We are nearing sunset as we turn east to dip into a corner of Iowa. Not only had Mom not visited Kansas, Nebraska, South Dakota, or Minnesota but she had never stepped foot in Iowa. She now has bragging rights of having added four states she’d never visited today. Passing yet more farms and cornfields, I witnessed for the first time in my life one of the most enchanting sights I have yet seen: fireflies. Fireflies appear as fleeting glimmers of light rising off of the earth as though elves were popping in and out of the physical realm from the spiritual world. They wisp along the edge of the corn, are more abundant near tall grass, and when seen with a backdrop of trees, they look like miniature fireworks.

Iowa Sunset

A quick left and now northbound, the car brings us to Luverne, Minnesota, and the fifth new state for my mother on this trip. This is our stop for the evening. A nice little hotel called the Cozy Rest costs us $46 for the evening, and conveniently, there is a Smoky Bears Pizza place next door that serves up a decent meal. Thanks for feeding us.

It’s almost 11:15 p.m., and I’m about to quit taking these notes. The clock is set for 6:15. Tomorrow; we have a much shorter drive scheduled, which should allow for some serious experiences besides suffering the exhaustion I fought most of the day as we drove through seven states, likely a personal record.
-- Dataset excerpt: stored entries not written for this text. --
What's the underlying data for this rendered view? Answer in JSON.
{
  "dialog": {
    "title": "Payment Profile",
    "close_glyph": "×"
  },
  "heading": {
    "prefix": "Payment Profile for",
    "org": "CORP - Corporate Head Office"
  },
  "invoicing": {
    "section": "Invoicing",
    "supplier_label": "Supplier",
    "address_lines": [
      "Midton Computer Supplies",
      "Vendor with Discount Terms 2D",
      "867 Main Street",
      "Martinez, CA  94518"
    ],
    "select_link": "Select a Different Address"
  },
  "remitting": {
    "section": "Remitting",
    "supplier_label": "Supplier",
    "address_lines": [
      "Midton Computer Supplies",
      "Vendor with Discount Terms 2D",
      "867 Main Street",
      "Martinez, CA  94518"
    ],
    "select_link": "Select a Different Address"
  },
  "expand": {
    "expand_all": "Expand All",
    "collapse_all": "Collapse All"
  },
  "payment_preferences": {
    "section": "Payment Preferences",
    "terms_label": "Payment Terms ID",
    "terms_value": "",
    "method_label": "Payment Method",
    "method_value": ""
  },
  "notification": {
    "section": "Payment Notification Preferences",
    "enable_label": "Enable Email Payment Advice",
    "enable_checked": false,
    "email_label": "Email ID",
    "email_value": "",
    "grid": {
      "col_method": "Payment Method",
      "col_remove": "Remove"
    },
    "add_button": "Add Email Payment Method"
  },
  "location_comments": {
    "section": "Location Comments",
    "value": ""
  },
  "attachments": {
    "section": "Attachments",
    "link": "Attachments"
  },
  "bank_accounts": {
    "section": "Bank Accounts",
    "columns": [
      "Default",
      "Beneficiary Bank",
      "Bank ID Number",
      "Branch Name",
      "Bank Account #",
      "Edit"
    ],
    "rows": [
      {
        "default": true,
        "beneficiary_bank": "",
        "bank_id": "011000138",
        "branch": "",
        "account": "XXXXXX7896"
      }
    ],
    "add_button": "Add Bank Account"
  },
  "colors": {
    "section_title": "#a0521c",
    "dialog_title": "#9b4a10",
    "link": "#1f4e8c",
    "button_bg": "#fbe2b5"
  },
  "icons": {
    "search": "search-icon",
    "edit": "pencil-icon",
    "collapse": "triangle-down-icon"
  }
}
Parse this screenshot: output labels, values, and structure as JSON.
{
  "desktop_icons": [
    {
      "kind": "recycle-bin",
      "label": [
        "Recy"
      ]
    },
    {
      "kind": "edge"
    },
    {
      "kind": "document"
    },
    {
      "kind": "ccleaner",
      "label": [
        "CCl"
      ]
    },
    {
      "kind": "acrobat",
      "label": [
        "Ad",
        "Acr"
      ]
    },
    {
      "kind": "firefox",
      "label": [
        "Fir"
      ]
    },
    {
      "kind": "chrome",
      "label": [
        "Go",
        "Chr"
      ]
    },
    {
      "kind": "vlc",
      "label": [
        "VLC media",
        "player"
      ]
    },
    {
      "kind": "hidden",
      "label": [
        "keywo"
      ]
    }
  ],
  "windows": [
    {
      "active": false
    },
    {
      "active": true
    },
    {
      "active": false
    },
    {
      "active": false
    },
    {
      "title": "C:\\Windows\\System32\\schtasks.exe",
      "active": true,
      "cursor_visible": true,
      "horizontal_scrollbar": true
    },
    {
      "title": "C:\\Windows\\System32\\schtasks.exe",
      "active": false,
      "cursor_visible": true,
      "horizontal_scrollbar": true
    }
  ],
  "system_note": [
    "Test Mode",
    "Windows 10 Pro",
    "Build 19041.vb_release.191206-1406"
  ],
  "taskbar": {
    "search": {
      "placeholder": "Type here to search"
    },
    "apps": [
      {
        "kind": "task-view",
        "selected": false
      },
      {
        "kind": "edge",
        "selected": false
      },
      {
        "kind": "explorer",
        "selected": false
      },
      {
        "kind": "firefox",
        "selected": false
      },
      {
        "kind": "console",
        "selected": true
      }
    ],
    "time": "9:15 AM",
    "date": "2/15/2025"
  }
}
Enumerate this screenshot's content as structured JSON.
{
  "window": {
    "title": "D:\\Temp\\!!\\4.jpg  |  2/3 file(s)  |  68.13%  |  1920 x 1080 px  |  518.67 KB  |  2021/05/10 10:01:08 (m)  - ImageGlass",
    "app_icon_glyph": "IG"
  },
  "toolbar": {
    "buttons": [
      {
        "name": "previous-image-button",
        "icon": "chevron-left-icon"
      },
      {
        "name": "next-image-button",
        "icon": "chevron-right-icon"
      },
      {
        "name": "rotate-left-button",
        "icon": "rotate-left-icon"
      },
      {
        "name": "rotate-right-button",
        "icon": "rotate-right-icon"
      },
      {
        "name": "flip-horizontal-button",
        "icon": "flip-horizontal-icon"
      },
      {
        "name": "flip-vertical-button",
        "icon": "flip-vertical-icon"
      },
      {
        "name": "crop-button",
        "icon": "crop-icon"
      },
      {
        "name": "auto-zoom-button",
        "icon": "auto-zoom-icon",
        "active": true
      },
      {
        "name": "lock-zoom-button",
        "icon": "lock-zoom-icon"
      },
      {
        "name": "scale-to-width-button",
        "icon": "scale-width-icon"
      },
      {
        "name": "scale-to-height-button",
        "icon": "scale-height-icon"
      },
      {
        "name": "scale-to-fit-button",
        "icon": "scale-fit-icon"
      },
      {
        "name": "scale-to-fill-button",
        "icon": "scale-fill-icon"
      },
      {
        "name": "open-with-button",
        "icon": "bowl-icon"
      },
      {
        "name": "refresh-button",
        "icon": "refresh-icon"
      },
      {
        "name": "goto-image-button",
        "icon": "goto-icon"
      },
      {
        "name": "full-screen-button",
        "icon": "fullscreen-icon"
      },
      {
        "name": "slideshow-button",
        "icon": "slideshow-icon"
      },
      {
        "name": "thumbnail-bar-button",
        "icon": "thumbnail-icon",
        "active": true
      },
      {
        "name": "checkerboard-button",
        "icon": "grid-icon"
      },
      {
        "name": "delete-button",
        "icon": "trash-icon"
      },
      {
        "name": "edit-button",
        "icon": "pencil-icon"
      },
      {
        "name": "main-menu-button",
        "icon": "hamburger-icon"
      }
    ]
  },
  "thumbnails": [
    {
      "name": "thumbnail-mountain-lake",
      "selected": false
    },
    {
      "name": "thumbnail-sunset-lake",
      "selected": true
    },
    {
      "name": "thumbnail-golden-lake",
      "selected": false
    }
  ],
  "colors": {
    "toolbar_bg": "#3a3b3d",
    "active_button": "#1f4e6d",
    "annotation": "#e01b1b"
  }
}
Mother and Son Going to Buffalo, NY – Day 1

New Mexico

This series of 15 blog entries that will follow me and my mother on a cross-country road trip was long neglected and not published for too many years. My mother would have argued that this was my modus operandi regarding her. You see, she was aware that by 2005, my mother-in-law Jutta Engelhardt had been to America nearly half a dozen times and that on each visit, Caroline and I would take her out to see a new corner of the United States. Yet in the ten years since we’d moved from Frankfurt, Germany, to Phoenix, Arizona, we did very little with my own mother. The truth is she could be a difficult person to spend time with and was the reason we started traveling out of state every Thanksgiving to avoid the inevitable drama that would unfold at those dinners.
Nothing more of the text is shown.